First off, you don't get 11 years for having a small amount of pot for personal use.
Second, no pot user lives next door to a known pot dealer and isn't involved with that dealer in some way. Common sense tells you that the neighbor of the dealer, was also a dealer. See point one.
This smells like a piss poor case to take all the way to the USSC, just to get every shred of evidence thrown out.
Final point, it costs big bucks to ever take a case to the USSC, how does a non-dealer, living in low rent housing, come up with that kind of cash? See point one.
“Final point, it costs big bucks to ever take a case to the USSC, how does a non-dealer, living in low rent housing, come up with that kind of cash?”
I think you’ve got it backwards.
If I read this correctly,he appealed and the Kentucky Supreme Court ruled the entry was unlawful.
I think the State is taking it to SCOTUS.
“When the case reached the Kentucky Supreme Court, however, that court ruled that there was no exigent circumstance and, even if there was, the police couldnt use that as an excuse because their actions created the circumstance” in the first place. Said the court, “
That's a fantastic leap in logic, there.
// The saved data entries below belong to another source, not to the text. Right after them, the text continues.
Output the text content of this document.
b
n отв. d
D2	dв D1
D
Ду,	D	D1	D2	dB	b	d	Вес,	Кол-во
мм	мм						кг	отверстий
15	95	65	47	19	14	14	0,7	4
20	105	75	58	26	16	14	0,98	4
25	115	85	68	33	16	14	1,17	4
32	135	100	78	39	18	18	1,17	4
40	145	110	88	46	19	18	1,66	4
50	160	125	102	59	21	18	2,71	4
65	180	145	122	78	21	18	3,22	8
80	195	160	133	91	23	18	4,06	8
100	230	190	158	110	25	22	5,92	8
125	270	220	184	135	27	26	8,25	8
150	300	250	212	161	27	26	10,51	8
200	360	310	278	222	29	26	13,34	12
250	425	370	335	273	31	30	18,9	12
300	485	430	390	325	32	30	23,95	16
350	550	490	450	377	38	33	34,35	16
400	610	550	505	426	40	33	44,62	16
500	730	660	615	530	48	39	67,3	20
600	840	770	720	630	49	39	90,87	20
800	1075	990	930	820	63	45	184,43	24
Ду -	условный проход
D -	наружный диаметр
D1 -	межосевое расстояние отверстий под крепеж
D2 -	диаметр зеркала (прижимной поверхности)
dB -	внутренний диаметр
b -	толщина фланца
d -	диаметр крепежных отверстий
I hope you aren't a lawyer.
>>Second, no pot user lives next door to a known pot dealer and isn’t involved with that dealer in some way. Common sense tells you that the neighbor of the dealer, was also a dealer.
That is one of the more absurd things I’ve seen a FReeper write lately. Have you ever lived in a large apartment complex? It is very easy to have very, very little contact with your neighbors.